Heaven on Earth is an intimate examination of this scientific family—that of Nicolaus Copernicus, Tycho Brahe, Johannes Kepler, and Galileo Galilei. Fauber juxtaposes their scientific work with insight into their personal lives and political considerations, which shaped their pursuit of knowledge. Uniquely, he shows how their intergenerational collaboration was actually what made the scientific revolution possible.
Ranging from the birth of astronomy and the methods of early scientific research, Fauber reveals the human story that underlies this civilization altering discovery. And, contrary to the competitive nature of research today, collaboration was key to early scientific discovery. Before the rise of university research institutions, deep thinkers only had each other. They created a kind of family, related to each other via intellectual pursuit rather than blood.
These men called each other “brothers,” “fathers,” and “sons,” and laid the foundations of modern science through familial co-work.
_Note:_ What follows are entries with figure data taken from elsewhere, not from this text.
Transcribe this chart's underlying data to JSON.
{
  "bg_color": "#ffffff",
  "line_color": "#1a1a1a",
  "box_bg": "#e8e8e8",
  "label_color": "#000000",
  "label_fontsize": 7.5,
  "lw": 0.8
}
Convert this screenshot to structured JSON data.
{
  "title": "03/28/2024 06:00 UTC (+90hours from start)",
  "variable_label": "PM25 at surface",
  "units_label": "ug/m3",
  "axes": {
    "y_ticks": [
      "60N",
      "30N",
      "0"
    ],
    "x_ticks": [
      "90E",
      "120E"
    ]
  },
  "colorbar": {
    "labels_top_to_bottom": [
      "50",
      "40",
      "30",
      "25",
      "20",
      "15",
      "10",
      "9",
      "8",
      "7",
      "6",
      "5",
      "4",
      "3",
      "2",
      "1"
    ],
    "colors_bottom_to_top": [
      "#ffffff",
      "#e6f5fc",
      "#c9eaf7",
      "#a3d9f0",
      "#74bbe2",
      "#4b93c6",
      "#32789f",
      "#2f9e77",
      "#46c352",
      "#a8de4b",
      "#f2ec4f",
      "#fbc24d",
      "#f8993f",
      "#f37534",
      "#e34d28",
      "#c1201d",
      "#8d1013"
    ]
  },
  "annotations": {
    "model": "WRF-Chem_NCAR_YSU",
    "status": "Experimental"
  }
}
And though the sixteenth century was far from the an open society for women, There were female pioneers in this “family” as well, including Brahe's sister Sophie, Kepler’s mother, and Galileo's daughter.
Filled with rich characters and sweeping historical scope, Heaven on Earth reveals how the strong connections between these pillars of intellectual history moved science forward—and how, without them, we might have waited a long time for a heliocentric model of the universe.